Phase 1 war der Beschreibung der tatsächlichen Sportsituation
in Pliezhausen vorbehalten. Hierzu wurden alle Sport- und
Bewegungsangebote der verschiedenen Träger erhoben. Zudem
erfolgte eine Bestandserhebung der vorhandenen regulären
Sportflächen sowie der informellen Bewegungsräume.
Kernstück der Bedarfserhebung war die Ermittlung des
Sportverhaltens der Bevölkerung. Hierzu wurde eine repräsentative
empirische Studien zum Sportverhalten der Bevölkerung
durchgeführt.
In der zweiten Phase des Projektes wurden die erhobenen Daten
und Informationen in die Planungsgruppe eingespeist. Ziel
der Planungsgruppe war die Erarbeitung von Maßnahmen
und Handlungsempfehlungen zur Verbesserung der Sportsituation
in Pliezhausen in den Handlungsfeldern Infrastruktur, Angebote
und Organisationsformen.
Ergebnisse
Dieser kooperative Planungsprozess mit lokalen Experten
(Vetretern des organisaierten und nicht-organisierten Sports,
Schulen, Jugend, Senioren, Ämter, Politik, soziale Gruppen)
war in sich sehr fruchtbar, da über 40 Maßnahmen
und Handlungsempfehlungen erarbeitet werden konnten.
Im Bereich der Infrastruktur wurden Handlungsemfehlungen
für die unterschiedlichsten Bereiche entwickelt.

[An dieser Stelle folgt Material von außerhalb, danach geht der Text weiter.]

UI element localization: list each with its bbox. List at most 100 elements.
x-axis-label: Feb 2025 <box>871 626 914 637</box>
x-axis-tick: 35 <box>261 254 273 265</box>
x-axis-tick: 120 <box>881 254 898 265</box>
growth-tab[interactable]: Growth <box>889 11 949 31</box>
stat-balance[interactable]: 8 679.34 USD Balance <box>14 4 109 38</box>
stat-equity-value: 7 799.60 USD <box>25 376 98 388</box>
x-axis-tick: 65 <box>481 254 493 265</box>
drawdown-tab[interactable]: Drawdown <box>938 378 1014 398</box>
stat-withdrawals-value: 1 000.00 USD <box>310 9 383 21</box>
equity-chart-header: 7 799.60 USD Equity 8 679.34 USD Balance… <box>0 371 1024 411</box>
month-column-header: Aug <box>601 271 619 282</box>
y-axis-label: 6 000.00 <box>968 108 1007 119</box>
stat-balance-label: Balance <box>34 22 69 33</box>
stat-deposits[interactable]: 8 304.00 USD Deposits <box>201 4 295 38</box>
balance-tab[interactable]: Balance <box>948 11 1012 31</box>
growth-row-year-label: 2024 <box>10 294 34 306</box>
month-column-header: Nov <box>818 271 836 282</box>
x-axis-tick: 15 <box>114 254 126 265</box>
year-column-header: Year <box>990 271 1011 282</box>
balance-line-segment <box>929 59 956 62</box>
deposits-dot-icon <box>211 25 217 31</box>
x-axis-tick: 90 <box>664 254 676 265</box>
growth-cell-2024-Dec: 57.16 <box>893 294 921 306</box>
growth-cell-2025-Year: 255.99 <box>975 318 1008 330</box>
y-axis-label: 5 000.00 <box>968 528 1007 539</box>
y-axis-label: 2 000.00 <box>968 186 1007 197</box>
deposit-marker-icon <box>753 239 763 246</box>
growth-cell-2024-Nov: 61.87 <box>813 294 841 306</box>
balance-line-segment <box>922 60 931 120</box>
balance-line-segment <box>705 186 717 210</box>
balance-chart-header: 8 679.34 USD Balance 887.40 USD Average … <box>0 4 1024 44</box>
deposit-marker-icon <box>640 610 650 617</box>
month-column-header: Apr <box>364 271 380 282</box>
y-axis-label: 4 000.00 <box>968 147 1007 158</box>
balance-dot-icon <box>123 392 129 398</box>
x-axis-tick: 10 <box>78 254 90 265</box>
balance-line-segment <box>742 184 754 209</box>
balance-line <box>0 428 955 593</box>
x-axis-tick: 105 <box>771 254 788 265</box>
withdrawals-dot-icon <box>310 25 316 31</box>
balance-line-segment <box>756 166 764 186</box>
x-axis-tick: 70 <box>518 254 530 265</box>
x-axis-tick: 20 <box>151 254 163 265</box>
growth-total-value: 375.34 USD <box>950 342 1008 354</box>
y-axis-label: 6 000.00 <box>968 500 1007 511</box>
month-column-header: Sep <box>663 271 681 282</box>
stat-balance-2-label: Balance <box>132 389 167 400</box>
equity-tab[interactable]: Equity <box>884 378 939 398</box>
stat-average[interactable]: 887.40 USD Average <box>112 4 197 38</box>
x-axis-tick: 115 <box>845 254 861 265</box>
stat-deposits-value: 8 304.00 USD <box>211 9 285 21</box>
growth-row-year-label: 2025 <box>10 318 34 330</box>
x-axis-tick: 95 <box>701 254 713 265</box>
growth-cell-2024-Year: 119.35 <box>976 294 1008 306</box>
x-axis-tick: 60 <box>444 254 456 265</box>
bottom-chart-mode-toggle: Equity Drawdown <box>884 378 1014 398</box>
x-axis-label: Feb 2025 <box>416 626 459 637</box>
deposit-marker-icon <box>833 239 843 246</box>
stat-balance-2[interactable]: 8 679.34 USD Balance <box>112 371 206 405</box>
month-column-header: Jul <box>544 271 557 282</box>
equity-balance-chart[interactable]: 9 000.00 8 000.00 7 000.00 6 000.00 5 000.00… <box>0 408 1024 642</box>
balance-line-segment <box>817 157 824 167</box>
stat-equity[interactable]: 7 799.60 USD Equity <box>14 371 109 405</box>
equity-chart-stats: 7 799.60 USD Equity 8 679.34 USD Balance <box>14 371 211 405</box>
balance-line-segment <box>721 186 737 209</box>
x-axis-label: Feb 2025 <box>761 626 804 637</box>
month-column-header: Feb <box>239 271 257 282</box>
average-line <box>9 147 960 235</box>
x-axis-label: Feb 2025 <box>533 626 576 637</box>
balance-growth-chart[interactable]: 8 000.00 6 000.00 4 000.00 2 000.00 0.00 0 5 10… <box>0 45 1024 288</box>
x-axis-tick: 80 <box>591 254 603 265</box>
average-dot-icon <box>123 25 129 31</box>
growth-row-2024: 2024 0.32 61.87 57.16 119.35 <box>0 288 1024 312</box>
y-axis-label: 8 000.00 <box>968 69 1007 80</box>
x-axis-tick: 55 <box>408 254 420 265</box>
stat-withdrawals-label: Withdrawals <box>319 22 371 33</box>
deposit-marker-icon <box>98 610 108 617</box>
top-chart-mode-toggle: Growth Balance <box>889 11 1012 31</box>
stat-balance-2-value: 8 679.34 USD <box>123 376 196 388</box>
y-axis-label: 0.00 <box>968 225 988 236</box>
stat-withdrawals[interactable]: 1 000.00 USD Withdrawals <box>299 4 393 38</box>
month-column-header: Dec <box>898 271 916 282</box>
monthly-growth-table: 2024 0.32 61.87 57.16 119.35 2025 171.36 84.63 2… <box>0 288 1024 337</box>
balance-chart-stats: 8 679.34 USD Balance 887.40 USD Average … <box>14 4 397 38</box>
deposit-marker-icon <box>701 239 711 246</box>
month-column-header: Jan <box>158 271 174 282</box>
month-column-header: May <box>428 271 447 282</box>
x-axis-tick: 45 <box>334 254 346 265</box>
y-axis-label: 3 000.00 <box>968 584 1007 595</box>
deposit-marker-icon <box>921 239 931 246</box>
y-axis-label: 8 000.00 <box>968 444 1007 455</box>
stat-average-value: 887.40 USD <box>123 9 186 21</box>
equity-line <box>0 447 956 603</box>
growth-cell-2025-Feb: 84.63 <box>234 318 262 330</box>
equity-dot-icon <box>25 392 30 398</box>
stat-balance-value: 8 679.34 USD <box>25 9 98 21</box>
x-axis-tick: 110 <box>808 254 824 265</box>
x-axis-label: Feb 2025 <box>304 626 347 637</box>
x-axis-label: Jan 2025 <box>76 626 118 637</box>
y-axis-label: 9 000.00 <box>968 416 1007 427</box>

Neben
der Betrachtung der normierten Sportanlagen war ein weiterer
Schwerpunkt die Entwicklung von Vorschlägen für
die Verbesserung von informellen Sport- und Bewegungsräumen.
Weiterhin wurden überdachte Räume und Sondersportanlagen
in den Maßnahmenkatalog aufgenommen.
Auf der Angebots- und Organisationsebene sehen die lokalen
Experten Handlungsbedarf in der Schaffung sportartübergreifender
Angebote für Kinder (z.B. in Form einer Kindersportschule) sowie die verstärkte
Bewegungserziehung von Kindern im Alter von 3 bis 6 Jahren.
Organisatorisch wurde eine Stärkung des Sports in Form
eines städtischen Sportkoordinators angeregt sowie die
Einrichtung eines Sportbüros als zentrale Anlaufstelle.
Darüber hinaus wurden Empfehlungen für eine verbesserte
Kooperation der Sportanbieter untereinander angeregt.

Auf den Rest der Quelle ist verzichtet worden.